Gary Shteyngart's third novel, Super Sad True Love Story, is a black comedy set in America at some point in the near future: books no longer exist, Americans spend the majority of their time watching videos on their iPhone-like "apparats" and the country is on the brink of complete collapse.
It is also a love story. Amidst the chaotic visions of a dystopic future, a schlumpy salesman named Lenny Abramov falls in love with Eunice Park, the daughter of Korean immigrants and a newly minted college graduate. Lenny spends his time convincing her to love him back — to create some form of stability in a world that is growing increasingly fickle and ephemeral.
In an interview on Fresh Air, Shteyngart tells Terry Gross that he needed to set his novel in the future because the present is moving too fast for novelists to fully contemplate.
"We're all living in the future constantly ... because right now things are happening so quickly." he explains. It's a problem writers such as Leo Tolstoy may not have felt so acutely. "In the 1860s, [Tolstoy] wanted to write about the Napoleonic Campaign of 1812. If you write about 1812 in 1860, a horse is still a horse. And a carriage is still a carriage. Obviously, there have been some technological advancements.
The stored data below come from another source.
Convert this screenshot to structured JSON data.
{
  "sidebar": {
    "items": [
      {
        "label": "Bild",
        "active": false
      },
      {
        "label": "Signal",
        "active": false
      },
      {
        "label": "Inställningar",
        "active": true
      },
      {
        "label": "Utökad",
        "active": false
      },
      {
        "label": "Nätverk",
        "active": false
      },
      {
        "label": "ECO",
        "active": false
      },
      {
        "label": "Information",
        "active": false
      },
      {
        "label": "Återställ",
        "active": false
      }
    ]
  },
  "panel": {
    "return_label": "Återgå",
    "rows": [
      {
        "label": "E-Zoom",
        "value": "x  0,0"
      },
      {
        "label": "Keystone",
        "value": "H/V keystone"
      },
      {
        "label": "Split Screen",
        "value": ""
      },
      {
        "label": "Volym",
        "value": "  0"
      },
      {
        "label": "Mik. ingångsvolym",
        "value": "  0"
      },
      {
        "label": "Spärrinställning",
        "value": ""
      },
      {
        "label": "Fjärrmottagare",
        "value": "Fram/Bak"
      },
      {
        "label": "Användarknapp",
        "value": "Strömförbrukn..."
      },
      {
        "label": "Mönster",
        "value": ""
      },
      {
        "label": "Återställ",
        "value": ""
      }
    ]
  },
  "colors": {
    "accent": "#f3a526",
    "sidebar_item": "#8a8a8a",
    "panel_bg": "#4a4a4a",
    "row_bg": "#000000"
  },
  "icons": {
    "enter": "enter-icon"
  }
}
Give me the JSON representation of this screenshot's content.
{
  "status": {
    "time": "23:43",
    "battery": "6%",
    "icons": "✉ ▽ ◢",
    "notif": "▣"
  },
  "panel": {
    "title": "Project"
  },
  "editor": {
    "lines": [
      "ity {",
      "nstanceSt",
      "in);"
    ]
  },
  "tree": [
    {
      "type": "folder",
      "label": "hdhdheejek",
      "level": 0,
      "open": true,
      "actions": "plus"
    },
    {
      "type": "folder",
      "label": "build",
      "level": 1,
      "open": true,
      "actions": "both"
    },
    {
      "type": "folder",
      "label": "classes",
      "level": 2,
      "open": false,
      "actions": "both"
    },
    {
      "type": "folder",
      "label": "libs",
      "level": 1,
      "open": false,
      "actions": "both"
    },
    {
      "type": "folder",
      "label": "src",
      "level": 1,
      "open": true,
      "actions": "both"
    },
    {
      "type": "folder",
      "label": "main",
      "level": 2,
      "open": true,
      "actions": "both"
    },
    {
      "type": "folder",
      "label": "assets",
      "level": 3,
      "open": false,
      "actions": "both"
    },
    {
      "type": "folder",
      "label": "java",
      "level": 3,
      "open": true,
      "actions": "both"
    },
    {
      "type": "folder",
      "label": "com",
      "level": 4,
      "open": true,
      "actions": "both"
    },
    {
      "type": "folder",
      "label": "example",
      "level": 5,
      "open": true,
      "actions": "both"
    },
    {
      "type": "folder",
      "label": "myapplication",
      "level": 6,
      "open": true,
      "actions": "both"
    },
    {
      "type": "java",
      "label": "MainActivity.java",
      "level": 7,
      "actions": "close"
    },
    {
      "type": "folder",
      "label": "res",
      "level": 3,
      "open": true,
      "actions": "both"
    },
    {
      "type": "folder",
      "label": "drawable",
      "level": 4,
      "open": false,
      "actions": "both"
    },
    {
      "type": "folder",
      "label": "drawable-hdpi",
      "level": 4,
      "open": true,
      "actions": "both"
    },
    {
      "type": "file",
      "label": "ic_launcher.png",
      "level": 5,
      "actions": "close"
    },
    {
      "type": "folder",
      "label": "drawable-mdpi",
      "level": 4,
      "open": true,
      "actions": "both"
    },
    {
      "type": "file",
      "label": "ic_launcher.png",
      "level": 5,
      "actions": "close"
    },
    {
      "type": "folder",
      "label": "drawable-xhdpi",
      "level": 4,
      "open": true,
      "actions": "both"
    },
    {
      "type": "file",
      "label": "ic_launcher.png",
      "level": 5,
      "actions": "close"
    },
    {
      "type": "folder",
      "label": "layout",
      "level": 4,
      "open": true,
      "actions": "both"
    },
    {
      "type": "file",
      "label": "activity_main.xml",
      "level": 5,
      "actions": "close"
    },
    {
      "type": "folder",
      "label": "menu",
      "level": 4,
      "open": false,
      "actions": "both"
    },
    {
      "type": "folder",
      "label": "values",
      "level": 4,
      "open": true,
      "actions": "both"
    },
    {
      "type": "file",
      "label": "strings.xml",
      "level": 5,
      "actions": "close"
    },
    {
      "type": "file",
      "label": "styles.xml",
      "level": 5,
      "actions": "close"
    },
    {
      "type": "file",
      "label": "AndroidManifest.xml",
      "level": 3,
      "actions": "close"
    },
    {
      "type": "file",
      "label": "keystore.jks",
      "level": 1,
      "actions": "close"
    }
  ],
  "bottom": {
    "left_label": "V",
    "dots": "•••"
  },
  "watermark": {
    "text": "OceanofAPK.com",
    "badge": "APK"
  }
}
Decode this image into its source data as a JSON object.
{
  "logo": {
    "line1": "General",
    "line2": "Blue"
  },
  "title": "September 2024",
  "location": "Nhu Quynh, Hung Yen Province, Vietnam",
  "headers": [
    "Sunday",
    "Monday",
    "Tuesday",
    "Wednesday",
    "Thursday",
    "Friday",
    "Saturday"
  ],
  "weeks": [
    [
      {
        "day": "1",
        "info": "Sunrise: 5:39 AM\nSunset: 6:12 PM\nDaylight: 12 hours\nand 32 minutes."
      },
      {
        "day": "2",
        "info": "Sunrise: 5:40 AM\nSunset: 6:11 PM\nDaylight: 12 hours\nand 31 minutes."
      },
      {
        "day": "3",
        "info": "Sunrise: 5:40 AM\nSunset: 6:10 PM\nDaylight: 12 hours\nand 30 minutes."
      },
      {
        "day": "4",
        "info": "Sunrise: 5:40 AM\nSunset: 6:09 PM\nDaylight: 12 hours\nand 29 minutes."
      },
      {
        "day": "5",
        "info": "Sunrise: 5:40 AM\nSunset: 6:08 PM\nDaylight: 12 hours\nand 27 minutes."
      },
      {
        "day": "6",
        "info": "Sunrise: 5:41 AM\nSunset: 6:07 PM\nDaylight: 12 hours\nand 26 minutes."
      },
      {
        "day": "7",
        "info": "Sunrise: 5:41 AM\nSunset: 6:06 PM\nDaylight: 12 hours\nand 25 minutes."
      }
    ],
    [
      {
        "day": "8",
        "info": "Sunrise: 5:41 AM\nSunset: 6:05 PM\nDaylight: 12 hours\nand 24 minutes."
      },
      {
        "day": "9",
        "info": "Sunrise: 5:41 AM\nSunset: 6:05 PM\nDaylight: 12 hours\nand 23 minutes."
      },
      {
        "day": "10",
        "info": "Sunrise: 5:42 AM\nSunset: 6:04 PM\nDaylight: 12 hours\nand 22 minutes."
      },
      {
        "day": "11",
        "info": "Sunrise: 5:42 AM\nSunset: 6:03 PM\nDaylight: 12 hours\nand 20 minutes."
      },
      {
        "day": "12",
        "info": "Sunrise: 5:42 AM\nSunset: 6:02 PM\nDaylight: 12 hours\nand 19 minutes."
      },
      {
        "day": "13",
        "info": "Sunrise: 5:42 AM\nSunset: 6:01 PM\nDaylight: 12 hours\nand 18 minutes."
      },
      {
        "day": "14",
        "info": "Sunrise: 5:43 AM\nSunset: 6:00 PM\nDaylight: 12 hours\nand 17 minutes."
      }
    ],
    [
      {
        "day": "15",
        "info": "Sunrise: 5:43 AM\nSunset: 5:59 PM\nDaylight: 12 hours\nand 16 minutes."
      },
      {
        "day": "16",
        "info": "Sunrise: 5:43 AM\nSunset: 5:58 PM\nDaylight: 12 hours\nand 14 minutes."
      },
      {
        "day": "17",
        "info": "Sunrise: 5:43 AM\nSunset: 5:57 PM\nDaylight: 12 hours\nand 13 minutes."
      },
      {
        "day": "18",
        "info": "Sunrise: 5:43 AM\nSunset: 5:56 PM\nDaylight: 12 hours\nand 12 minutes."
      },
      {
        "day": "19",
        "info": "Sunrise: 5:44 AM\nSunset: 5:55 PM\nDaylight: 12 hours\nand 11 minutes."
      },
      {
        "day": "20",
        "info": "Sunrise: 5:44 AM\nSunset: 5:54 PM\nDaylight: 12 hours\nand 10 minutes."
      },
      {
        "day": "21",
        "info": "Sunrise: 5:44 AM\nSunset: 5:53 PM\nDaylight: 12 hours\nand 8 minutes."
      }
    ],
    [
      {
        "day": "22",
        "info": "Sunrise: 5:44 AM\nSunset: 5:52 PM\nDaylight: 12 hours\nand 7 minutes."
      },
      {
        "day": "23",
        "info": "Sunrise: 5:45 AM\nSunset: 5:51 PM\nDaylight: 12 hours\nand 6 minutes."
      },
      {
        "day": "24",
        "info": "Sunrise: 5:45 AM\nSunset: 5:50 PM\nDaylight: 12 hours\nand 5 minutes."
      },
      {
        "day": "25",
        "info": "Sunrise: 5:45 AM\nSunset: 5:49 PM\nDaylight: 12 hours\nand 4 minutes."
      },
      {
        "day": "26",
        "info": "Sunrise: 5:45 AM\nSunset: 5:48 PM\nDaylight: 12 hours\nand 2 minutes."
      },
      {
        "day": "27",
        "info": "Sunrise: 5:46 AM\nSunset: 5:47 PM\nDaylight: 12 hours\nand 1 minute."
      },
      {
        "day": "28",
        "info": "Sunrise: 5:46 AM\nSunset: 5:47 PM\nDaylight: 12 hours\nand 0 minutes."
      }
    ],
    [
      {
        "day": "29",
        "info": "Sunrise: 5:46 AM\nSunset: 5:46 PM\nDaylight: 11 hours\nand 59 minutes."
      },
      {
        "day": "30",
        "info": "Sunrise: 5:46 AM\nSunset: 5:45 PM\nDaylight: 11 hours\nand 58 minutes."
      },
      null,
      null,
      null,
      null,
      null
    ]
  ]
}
But you don't have to worry about explaining the next killer app or the next Facebook ..."
Shteyngart's debut novel The Russian Debutante's Handbook received the Stephen Crane Award for First Fiction and the National Jewish Book Award for Fiction. His second novel Absurdistan was named one of the 10 best books of the year by The New York Times Book Review and Time Magazine.
Interview Highlights
On attention spans
"Sometimes technology outpaces humanity's ability to process it. I think that's where we are right now. My mind has been sliced and diced in so many ways. There's so many packets of information coming at me, especially in a city like New York, which is so dense with information no matter where you go. ... It's just shocking: how is literature supposed to survive when our brain has been pummeled with information all day long at work — if we're white collar workers. When we go home, are we really going to open a thick text with 350 pages and try to waddle through it?"
On death
"A good friend of mine turned 50 recently and he said 'Oh my God, Gary, I can see that life is not eternal.' And I thought 'You just figured this out now?' Because death has been on my mind since I was a little pup. I was very, very sick when I was growing up in Russia. The ambulance constantly came to our house. I had horrible asthma that is easily treated in America but they didn't even have inhalers back in Russia. So what I remember the most is just constantly being in that ambulance trying to breathe — can't breathe — and even as a little child you're thinking 'This means I'm going to die and what will happen after I die?' ... I always think that good writers should be growing up on the brink of death — it really lets them see mortality very clearly."
On identifying with your parents
"In the end, you really are them [even] with all of the things you've done to not be them."
On humor
"Humor is what I have. People say 'Oh, he's going to write some schticky crap ...' Oh, please. Without humor, I cannot go on and I doubt many of my readers would go on either. Humor is so important. I am here to have fun here with my work. I'm here to entertain people. ... I just want fiction to remain a vital force for entertainment and not just for contemplation. Both things can exist."
On new technology
"Here's the thing with this new technology. I think it's incredibly effective. I just don't think it's made anyone much happier. If anything, we are now always connected but we don't know what we're connected to. It's just an endless stream of information."